Friday, January 31, 2014

What is your picture of the world?

David Bentley Hart (The Experience of God) outlines the historical philosophical steps by which moderns came to view the cosmos bereft of God. The rise of the mechanistic philosophy (nature regarded as a kind of machine operating according to its own self regulating mechanisms) set aside any consideration of purpose or ultimate causation. This was useful for scientific progress, but in time the method became a metaphysic. Deism, a nod in the direction of some divine machine designer or operator, was simply a step along the way to atheism. Darwinian theory complete the move, suggesting an intrinsic mechanism for development with no purpose. 

But it is a sleight of hand, as Hart notes, since natural selection cannot by itself account for the existence of the universe or for the lawfulness of nature. The question of being had been forgotten- and still is. 
So we have a new metaphysical master narrative based on mindless, purposeless materialism. It is now a cultural bias in the modern West, "a story we have been telling ourselves for centuries, without any real warrant from either reason or science."(65). 
Yet this picture of the world is fraught with difficulties, and it is these that Hart targets as his critique unfolds.

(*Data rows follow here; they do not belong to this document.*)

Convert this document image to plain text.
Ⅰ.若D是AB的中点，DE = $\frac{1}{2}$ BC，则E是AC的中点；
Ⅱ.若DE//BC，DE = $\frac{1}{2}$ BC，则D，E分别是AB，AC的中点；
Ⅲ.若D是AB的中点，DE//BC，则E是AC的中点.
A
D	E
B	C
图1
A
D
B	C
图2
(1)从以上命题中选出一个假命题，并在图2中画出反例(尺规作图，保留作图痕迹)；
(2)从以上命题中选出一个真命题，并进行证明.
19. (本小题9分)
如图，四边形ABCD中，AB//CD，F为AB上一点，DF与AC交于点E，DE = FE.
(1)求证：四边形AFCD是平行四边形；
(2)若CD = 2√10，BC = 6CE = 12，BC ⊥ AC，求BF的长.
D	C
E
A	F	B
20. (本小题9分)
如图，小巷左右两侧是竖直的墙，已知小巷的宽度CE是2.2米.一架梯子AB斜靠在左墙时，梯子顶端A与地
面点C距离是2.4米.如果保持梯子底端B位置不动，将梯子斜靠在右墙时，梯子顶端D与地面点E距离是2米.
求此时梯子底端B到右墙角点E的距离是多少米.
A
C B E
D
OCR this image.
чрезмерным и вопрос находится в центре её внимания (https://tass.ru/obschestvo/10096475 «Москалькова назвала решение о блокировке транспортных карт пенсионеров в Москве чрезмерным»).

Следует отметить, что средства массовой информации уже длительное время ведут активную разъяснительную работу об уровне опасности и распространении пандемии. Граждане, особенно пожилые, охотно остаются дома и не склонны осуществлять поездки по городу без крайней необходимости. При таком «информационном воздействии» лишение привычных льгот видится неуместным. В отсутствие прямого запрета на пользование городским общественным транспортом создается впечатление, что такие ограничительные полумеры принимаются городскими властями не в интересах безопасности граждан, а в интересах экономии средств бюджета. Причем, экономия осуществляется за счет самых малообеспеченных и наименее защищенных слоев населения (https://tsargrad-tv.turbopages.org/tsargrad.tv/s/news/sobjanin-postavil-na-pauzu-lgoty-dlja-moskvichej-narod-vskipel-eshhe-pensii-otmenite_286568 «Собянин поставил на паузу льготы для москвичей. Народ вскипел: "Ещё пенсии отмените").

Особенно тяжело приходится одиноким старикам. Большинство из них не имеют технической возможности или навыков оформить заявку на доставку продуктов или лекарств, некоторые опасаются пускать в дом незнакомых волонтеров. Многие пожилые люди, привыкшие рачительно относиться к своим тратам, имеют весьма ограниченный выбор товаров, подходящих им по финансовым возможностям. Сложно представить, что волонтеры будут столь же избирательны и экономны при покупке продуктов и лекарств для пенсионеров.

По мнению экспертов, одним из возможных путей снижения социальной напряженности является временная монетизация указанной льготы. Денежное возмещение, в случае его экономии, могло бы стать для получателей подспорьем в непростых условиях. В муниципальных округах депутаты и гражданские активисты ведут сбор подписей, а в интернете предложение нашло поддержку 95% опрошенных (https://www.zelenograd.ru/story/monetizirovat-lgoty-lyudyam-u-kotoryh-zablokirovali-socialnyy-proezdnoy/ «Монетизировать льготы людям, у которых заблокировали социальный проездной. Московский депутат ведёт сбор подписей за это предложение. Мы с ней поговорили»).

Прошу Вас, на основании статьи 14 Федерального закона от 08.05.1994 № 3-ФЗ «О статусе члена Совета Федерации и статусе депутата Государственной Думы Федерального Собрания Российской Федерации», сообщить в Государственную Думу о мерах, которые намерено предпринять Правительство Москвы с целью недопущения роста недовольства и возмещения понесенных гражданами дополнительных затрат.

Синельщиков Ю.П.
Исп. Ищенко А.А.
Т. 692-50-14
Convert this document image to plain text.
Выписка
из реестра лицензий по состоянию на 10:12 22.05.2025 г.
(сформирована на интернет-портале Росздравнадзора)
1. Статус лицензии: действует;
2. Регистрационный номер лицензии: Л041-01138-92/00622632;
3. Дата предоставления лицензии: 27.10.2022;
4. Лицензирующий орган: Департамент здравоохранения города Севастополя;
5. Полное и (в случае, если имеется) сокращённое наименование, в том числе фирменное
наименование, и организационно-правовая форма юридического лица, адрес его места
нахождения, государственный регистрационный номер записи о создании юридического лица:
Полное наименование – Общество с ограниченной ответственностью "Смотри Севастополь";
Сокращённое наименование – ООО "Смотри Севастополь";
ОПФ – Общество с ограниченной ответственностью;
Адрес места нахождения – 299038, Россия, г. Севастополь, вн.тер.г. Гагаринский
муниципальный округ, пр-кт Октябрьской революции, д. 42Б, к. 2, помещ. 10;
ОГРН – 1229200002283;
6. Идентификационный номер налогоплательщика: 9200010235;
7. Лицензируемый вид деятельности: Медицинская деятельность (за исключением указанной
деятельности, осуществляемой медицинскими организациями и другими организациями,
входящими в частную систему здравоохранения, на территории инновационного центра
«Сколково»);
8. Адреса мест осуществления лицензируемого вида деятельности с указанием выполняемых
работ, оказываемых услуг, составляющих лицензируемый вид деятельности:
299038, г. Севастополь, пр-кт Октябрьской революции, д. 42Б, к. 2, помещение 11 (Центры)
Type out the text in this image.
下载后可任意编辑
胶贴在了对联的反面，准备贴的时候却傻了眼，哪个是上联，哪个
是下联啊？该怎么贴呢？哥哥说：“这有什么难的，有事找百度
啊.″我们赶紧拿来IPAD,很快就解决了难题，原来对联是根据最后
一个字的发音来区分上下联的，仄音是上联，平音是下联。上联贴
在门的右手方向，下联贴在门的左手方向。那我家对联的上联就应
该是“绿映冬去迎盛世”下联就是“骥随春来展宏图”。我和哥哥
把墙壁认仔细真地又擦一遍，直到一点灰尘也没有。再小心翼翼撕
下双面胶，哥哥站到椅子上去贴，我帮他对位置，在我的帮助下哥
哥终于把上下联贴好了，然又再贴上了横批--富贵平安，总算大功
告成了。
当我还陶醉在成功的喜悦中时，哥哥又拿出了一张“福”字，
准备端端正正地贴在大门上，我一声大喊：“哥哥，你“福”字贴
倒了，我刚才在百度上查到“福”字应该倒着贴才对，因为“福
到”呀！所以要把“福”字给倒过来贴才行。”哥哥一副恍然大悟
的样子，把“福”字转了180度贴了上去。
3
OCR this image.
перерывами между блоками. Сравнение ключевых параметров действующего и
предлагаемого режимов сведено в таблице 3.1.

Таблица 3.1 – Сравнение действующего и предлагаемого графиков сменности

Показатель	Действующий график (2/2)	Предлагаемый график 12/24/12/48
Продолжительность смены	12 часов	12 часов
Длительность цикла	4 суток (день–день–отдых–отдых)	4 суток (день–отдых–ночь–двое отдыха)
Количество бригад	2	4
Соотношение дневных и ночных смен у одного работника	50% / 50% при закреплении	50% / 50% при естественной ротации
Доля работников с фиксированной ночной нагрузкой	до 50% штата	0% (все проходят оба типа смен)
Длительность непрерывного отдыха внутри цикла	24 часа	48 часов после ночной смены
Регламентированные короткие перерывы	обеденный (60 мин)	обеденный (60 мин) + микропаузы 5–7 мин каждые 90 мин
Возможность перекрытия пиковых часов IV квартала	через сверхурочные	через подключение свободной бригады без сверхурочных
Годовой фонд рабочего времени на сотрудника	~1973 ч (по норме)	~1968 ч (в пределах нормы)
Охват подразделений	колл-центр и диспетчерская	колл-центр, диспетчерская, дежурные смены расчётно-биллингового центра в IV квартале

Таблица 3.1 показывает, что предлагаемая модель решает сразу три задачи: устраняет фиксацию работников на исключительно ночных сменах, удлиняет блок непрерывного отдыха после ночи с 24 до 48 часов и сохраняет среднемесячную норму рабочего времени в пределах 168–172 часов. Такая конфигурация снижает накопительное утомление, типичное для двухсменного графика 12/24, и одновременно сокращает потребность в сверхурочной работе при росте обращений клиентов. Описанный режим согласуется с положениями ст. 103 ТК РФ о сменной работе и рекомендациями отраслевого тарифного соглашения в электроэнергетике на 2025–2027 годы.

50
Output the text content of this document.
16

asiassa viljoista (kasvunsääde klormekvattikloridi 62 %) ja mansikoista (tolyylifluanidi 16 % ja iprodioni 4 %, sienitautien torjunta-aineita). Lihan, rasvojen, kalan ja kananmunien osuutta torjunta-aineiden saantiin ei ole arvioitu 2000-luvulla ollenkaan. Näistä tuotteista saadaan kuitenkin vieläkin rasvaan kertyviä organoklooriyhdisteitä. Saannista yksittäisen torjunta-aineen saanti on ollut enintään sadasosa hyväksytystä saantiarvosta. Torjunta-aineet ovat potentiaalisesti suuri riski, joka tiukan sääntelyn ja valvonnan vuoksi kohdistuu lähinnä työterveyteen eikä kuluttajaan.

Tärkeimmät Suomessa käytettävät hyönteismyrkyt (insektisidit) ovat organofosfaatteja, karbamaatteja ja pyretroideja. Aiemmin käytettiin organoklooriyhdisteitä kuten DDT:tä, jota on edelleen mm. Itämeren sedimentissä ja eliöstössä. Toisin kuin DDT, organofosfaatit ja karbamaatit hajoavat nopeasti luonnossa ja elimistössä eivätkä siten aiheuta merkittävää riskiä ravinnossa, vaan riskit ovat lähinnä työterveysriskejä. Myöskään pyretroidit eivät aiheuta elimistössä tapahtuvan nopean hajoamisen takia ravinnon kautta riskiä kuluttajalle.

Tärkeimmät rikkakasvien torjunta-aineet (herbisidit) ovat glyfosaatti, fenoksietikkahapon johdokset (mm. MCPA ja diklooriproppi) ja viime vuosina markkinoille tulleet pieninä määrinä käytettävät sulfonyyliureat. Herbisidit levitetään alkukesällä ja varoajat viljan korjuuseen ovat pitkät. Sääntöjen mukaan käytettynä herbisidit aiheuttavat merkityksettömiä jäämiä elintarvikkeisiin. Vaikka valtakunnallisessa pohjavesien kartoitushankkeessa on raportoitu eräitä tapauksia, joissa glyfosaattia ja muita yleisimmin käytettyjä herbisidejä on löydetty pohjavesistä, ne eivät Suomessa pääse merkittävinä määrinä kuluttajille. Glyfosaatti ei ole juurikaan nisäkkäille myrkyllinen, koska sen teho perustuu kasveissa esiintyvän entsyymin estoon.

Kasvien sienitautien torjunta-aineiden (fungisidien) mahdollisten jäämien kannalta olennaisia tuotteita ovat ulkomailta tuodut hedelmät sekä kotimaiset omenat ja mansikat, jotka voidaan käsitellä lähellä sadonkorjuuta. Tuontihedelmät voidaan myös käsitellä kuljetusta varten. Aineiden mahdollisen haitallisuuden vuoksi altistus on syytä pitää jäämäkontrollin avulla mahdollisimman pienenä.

Thursday, January 30, 2014

Being, Consciousness and Bliss

David Bentley Hart chooses to use three terms from the great theistic traditions, to describe the experience of God: Being, Consciousness and Bliss. These are not only metaphysical explanations of God, but also describe key ways in which we all encounter God. He says:
"For to say that God is being,consciousness and bliss is also to say that he is the one reality in which all our existence, knowledge and love subsist, from which they come and to which they go,and that therefore he is somehow present in even our simplest experience of the world. . . (p 44 The Experience of God). 
Hart thus claims that encounter with the reality of God is inescapable, even if many are oblivious to it or deny it. There is a kind of "ubiquitous natural evidence of the supernatural. 
These terms also describe three regions of experience that cannot be accounted for adequately by atheism. The three realities are "the three 'supernatural' forms of the natural - prior conditions of the natural. The medievalist called them the "transcendentals". To stop and acknowledge these mysterious underpinnings of the natural is to be confronted with the question of God.
Hart is making the same kind of argument used by C.S.Lewis and others. A reflective honest consideration of life will point our the inadequacy of naturalism. "Atheism" he contends, "is a kind of obliviousness to the obvious".

Monday, January 27, 2014

The Concept of God

I have been reading David Bentley Hart' s book The Experience of God. No atheist could surely deny that this is a sophisticated essay on theism. Hart puts the absurd simplifications of some current atheist big names into their place.
His first argunent is that God is not a being in nature but is Being itself. Popular discussions tend to conceive of God as a kind of semigod, a big super person somewhere else who is able to do supernatural things.
Rather God in the great religions is "the one infinite source of all that is  : eternal, omniscient, omnipotent, uncreated, uncaused, perfectly transcendent of all things abd for that reason absolutely immanent to all things."
Dawkins and others simply miss the whole point, having a misconstrued concept of God.